Jn 12, 20-33
Sauvés dans l’obéissance
Par le Père Pierre ABRY,
Nous mesurons avec peine la profondeur du mystère de l’incarnation. Le Christ, est vraiment homme certes, mais Dieu tout de même ! Ainsi, nous fabriquons un Jésus superstar de comédie musicale. Revêtu de notre nature humaine comme d’un accoutrement pour une apparition sur la scène théâtrale de ce monde, il s’en dévêt dans le vestiaire du tombeau pour entrer dans une gloire éthérée. Happy end !
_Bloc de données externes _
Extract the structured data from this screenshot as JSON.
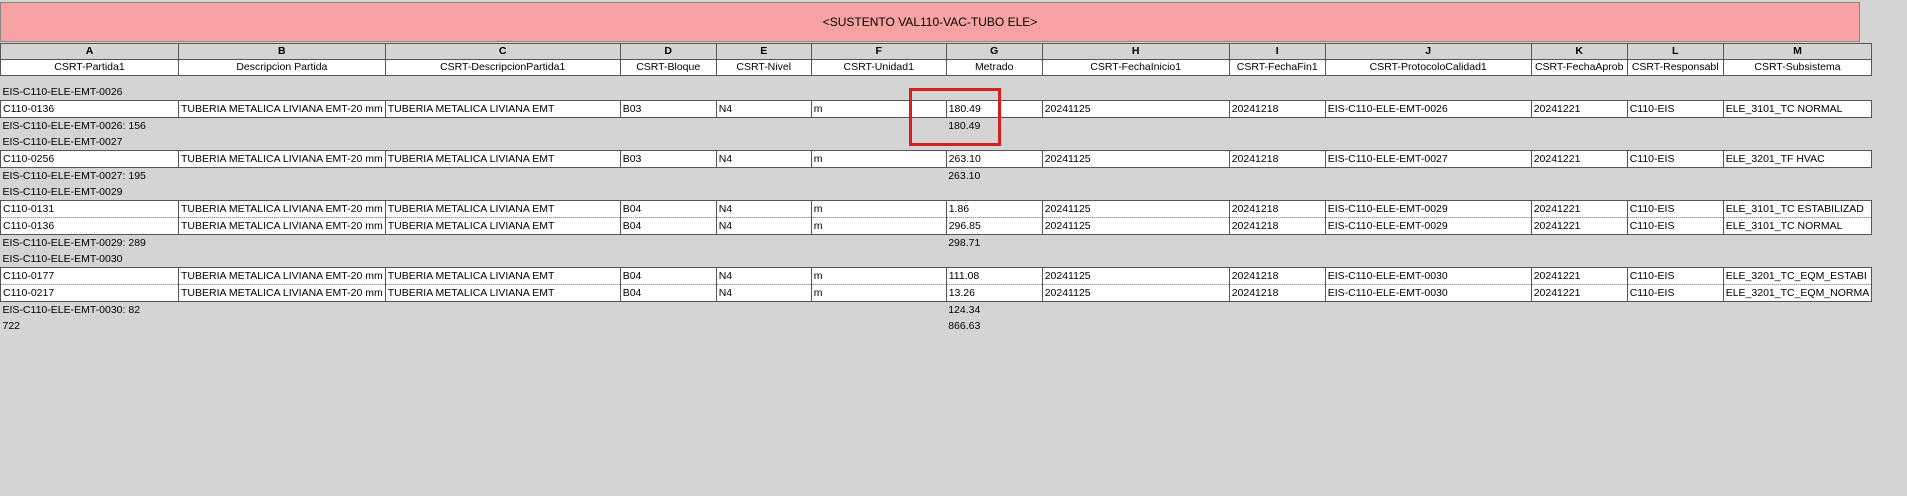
{
  "title": "<SUSTENTO VAL110-VAC-TUBO ELE>",
  "columns": [
    {
      "letter": "A",
      "header": "CSRT-Partida1"
    },
    {
      "letter": "B",
      "header": "Descripcion Partida"
    },
    {
      "letter": "C",
      "header": "CSRT-DescripcionPartida1"
    },
    {
      "letter": "D",
      "header": "CSRT-Bloque"
    },
    {
      "letter": "E",
      "header": "CSRT-Nivel"
    },
    {
      "letter": "F",
      "header": "CSRT-Unidad1"
    },
    {
      "letter": "G",
      "header": "Metrado"
    },
    {
      "letter": "H",
      "header": "CSRT-FechaInicio1"
    },
    {
      "letter": "I",
      "header": "CSRT-FechaFin1"
    },
    {
      "letter": "J",
      "header": "CSRT-ProtocoloCalidad1"
    },
    {
      "letter": "K",
      "header": "CSRT-FechaAprob"
    },
    {
      "letter": "L",
      "header": "CSRT-Responsabl"
    },
    {
      "letter": "M",
      "header": "CSRT-Subsistema"
    }
  ],
  "groups": [
    {
      "name": "EIS-C110-ELE-EMT-0026",
      "rows": [
        [
          "C110-0136",
          "TUBERIA METALICA LIVIANA EMT-20 mm",
          "TUBERIA METALICA LIVIANA EMT",
          "B03",
          "N4",
          "m",
          "180.49",
          "20241125",
          "20241218",
          "EIS-C110-ELE-EMT-0026",
          "20241221",
          "C110-EIS",
          "ELE_3101_TC NORMAL"
        ]
      ],
      "subtotal_label": "EIS-C110-ELE-EMT-0026: 156",
      "subtotal_value": "180.49"
    },
    {
      "name": "EIS-C110-ELE-EMT-0027",
      "rows": [
        [
          "C110-0256",
          "TUBERIA METALICA LIVIANA EMT-20 mm",
          "TUBERIA METALICA LIVIANA EMT",
          "B03",
          "N4",
          "m",
          "263.10",
          "20241125",
          "20241218",
          "EIS-C110-ELE-EMT-0027",
          "20241221",
          "C110-EIS",
          "ELE_3201_TF HVAC"
        ]
      ],
      "subtotal_label": "EIS-C110-ELE-EMT-0027: 195",
      "subtotal_value": "263.10"
    },
    {
      "name": "EIS-C110-ELE-EMT-0029",
      "rows": [
        [
          "C110-0131",
          "TUBERIA METALICA LIVIANA EMT-20 mm",
          "TUBERIA METALICA LIVIANA EMT",
          "B04",
          "N4",
          "m",
          "1.86",
          "20241125",
          "20241218",
          "EIS-C110-ELE-EMT-0029",
          "20241221",
          "C110-EIS",
          "ELE_3101_TC ESTABILIZAD"
        ],
        [
          "C110-0136",
          "TUBERIA METALICA LIVIANA EMT-20 mm",
          "TUBERIA METALICA LIVIANA EMT",
          "B04",
          "N4",
          "m",
          "296.85",
          "20241125",
          "20241218",
          "EIS-C110-ELE-EMT-0029",
          "20241221",
          "C110-EIS",
          "ELE_3101_TC NORMAL"
        ]
      ],
      "subtotal_label": "EIS-C110-ELE-EMT-0029: 289",
      "subtotal_value": "298.71"
    },
    {
      "name": "EIS-C110-ELE-EMT-0030",
      "rows": [
        [
          "C110-0177",
          "TUBERIA METALICA LIVIANA EMT-20 mm",
          "TUBERIA METALICA LIVIANA EMT",
          "B04",
          "N4",
          "m",
          "111.08",
          "20241125",
          "20241218",
          "EIS-C110-ELE-EMT-0030",
          "20241221",
          "C110-EIS",
          "ELE_3201_TC_EQM_ESTABI"
        ],
        [
          "C110-0217",
          "TUBERIA METALICA LIVIANA EMT-20 mm",
          "TUBERIA METALICA LIVIANA EMT",
          "B04",
          "N4",
          "m",
          "13.26",
          "20241125",
          "20241218",
          "EIS-C110-ELE-EMT-0030",
          "20241221",
          "C110-EIS",
          "ELE_3201_TC_EQM_NORMA"
        ]
      ],
      "subtotal_label": "EIS-C110-ELE-EMT-0030: 82",
      "subtotal_value": "124.34"
    }
  ],
  "grand_total_label": "722",
  "grand_total_value": "866.63",
  "colors": {
    "title_bg": "#f8a3a3",
    "highlight": "#d81e1e",
    "background": "#d4d4d4"
  }
}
L’évangile de ce dimanche nous met devant la réalité dramatique de la condition humaine, pleinement assumée, dans toute sa faiblesse, par le Fils de Dieu. Au désert, « ayant épuisé toute tentation, le diable s’était éloigné de lui jusqu’au moment favorable. » (Lc 4,13) Voici venue l’heure, désirée et redoutée à la fois, d’entrer dans la passion pour réconcilier l’humanité au Père dans la résurrection. Devant cette heure, Jésus est envahi par la frayeur et l’angoisse : « Mon âme est troublée, triste à en mourir. » (Jn 12,27 ; Mt 26,28) La nature humaine répugne à la souffrance sous toutes ses formes. Son heure plonge Jésus dans un combat intérieur terrible : « Que vais-je dire ? “Père, sauve-moi de cette heure” ? – Mais non ! C’est pour cela que je suis parvenu à cette heure-ci ! »
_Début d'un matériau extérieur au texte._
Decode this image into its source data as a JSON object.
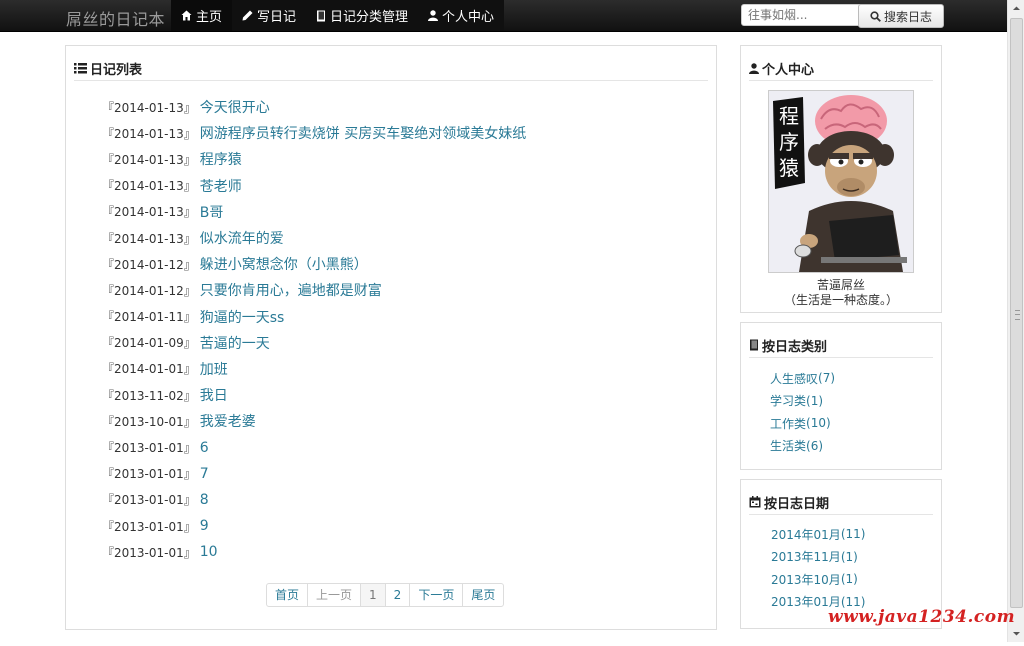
{
  "navbar": {
    "brand": "屌丝的日记本",
    "items": [
      {
        "label": "主页",
        "icon": "home-icon"
      },
      {
        "label": "写日记",
        "icon": "pencil-icon"
      },
      {
        "label": "日记分类管理",
        "icon": "book-icon"
      },
      {
        "label": "个人中心",
        "icon": "user-icon"
      }
    ],
    "search": {
      "placeholder": "往事如烟...",
      "button_label": "搜索日志"
    }
  },
  "diary_panel": {
    "title": "日记列表",
    "items": [
      {
        "date": "『2014-01-13』",
        "title": "今天很开心"
      },
      {
        "date": "『2014-01-13』",
        "title": "网游程序员转行卖烧饼 买房买车娶绝对领域美女妹纸"
      },
      {
        "date": "『2014-01-13』",
        "title": "程序猿"
      },
      {
        "date": "『2014-01-13』",
        "title": "苍老师"
      },
      {
        "date": "『2014-01-13』",
        "title": "B哥"
      },
      {
        "date": "『2014-01-13』",
        "title": "似水流年的爱"
      },
      {
        "date": "『2014-01-12』",
        "title": "躲进小窝想念你（小黑熊）"
      },
      {
        "date": "『2014-01-12』",
        "title": "只要你肯用心，遍地都是财富"
      },
      {
        "date": "『2014-01-11』",
        "title": "狗逼的一天ss"
      },
      {
        "date": "『2014-01-09』",
        "title": "苦逼的一天"
      },
      {
        "date": "『2014-01-01』",
        "title": "加班"
      },
      {
        "date": "『2013-11-02』",
        "title": "我日"
      },
      {
        "date": "『2013-10-01』",
        "title": "我爱老婆"
      },
      {
        "date": "『2013-01-01』",
        "title": "6"
      },
      {
        "date": "『2013-01-01』",
        "title": "7"
      },
      {
        "date": "『2013-01-01』",
        "title": "8"
      },
      {
        "date": "『2013-01-01』",
        "title": "9"
      },
      {
        "date": "『2013-01-01』",
        "title": "10"
      }
    ],
    "pagination": {
      "first": "首页",
      "prev": "上一页",
      "pages": [
        "1",
        "2"
      ],
      "next": "下一页",
      "last": "尾页"
    }
  },
  "profile_panel": {
    "title": "个人中心",
    "avatar_text": "程序猿",
    "name": "苦逼屌丝",
    "motto": "（生活是一种态度。）"
  },
  "category_panel": {
    "title": "按日志类别",
    "items": [
      {
        "name": "人生感叹",
        "count": "(7)"
      },
      {
        "name": "学习类",
        "count": "(1)"
      },
      {
        "name": "工作类",
        "count": "(10)"
      },
      {
        "name": "生活类",
        "count": "(6)"
      }
    ]
  },
  "date_panel": {
    "title": "按日志日期",
    "items": [
      {
        "name": "2014年01月",
        "count": "(11)"
      },
      {
        "name": "2013年11月",
        "count": "(1)"
      },
      {
        "name": "2013年10月",
        "count": "(1)"
      },
      {
        "name": "2013年01月",
        "count": "(11)"
      }
    ]
  },
  "watermark": "www.java1234.com",
  "colors": {
    "link": "#2a7a96",
    "navbar": "#1b1b1b",
    "watermark": "#d42222"
  }
}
D’où vient cette terreur de la mort, que le Christ a vécu avec plus d’intensité qu’aucun homme ? Le grain de blé tombé en terre meurt à lui-même pour germer, donner une tige et porter l’épi. Dans la création tout meurt et ressuscite, dans une parfaite offrande d’amour. Seul l’homme y rechigne, cherchant sa vie en toute chose, pour finalement la perdre. Depuis Adam, Eve et la “pomme”, nous avons un pépin… L’humanité entière est « enfermée dans la désobéissance, pour que Dieu fasse à tous miséricorde. » (Rm 11,32)
Le Christ, « tout Fils qu’il était, apprit, de ce qu’il souffrit, l’obéissance. » (He 5,8) Obéir aux événements conformes à nos attentes, c’est encore se réaliser. Obéir lorsque notre intelligence acquiesce, revient à faire sa propre volonté. L’obéissance commence dans l’adversité. Face à la souffrance de la croix, dans une faiblesse radicale qui est la nôtre, Jésus plie notre nature révoltée, pour la faire entrer dans ce que nous ne savons plus faire depuis Adam : obéir en une offrande d’amour. Seule cette forme d’amour traverse la mort. En elle, le Père est glorifié par le Fils et le Fils par le Père. Ainsi « rendu parfait, le Christ est devenu pour tous ceux qui lui obéissent principe de salut éternel. » (He 5,9) Il nous arrache à nous mêmes, à la nécessite frénétique de rechercher notre vie, pour nous mettre en capacité de donation de nous-mêmes.